The one thing that really bugged me about the newer TTG galleries though, was the inability to put the title or subtitle in the header area. This is something I had been doing for all of those 100 galleries before and my initial reaction was that unless that would work again, I would not be using these new gallery plugins. After a few emails to Matthew at The Turning Gate, it became clear that I would have to let that feature go, since it wasn't possible to bring it back... at least not without a lot of work. He was very quick to reply with some helpful emails, and this type of support is something which always makes the experience of working with products bought online much more pleasant.
In the end, I decided to buy the new TTG Highslide gallery plugin since I feel all the awesome features definitely outweigh the relatively minor issue of the missing header titles. After about 4 hours of work tweaking settings, and doing some very slight template modifications, I now have a gallery style that blends well with my website and my previous galleries. Here is one example of a gallery I just generated with TTG Highslide (shot with my Canon EOS-7D and 17mm TS-E)...
(Updated this gallery with my latest settings - July 1, 2010)
2010 Olympics: February 22nd Festivities
When you click an image it enlarges, but only enough that it fits within the browser window you have open. There are controls anchored at the bottom which allow you to switch to the next or previous image, play a slideshow or zoom the image to its full size. Once zoomed, you can click & drag the image around to see other parts of it.
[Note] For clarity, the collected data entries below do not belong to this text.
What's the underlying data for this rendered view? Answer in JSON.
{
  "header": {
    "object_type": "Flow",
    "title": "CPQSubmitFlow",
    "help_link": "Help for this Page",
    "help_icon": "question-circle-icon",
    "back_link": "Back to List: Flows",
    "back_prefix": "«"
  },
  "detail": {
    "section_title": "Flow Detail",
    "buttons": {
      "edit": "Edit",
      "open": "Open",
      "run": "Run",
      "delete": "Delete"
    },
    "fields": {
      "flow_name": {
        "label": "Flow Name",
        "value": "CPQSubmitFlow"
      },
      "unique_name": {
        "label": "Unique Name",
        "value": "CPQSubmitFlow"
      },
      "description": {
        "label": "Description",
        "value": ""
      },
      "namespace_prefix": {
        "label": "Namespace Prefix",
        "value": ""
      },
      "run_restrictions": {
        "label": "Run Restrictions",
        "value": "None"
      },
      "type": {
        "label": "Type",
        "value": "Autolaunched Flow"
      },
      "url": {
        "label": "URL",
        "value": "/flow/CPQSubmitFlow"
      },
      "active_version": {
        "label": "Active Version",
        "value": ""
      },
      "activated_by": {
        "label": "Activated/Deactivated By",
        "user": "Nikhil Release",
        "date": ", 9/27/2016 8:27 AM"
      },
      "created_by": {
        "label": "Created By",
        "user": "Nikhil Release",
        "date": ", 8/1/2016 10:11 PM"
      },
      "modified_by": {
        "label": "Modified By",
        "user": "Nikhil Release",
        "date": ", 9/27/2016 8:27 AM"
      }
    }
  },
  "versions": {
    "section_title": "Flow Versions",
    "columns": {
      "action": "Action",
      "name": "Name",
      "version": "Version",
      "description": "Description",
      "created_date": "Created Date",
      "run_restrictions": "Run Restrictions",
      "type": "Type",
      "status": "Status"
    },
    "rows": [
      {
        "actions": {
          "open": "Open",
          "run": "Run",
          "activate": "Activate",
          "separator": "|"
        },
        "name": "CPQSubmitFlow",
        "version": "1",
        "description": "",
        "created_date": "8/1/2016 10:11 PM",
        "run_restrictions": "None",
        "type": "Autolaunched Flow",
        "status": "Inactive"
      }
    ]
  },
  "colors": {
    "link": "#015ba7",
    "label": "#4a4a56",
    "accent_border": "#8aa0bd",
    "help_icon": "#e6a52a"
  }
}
Clicking the image again will close it. There is also a link to open a high-res version in a new window and in this example gallery, you'll get a 2000 pixel image that way. In addition, you get keyboard controls as well once a thumbnail is clicked: left and right curser keys move to the previous or next image, the spacebar starts and stops the slideshow, the F key will magnify to full size and escape will close the image and get you back to the thumbnails.
For a comparison, here are the same images generated with the Shadowbox gallery I had been using previously...
2010 Olympics: February 22nd Festivities (old version)
So check out The Turning Gate and see all the gallery plugins they have for Lightroom 3 - flexible, reasonably priced and way nicer, in my opinion anyway, than any of Lightroom's built-in web gallery modules!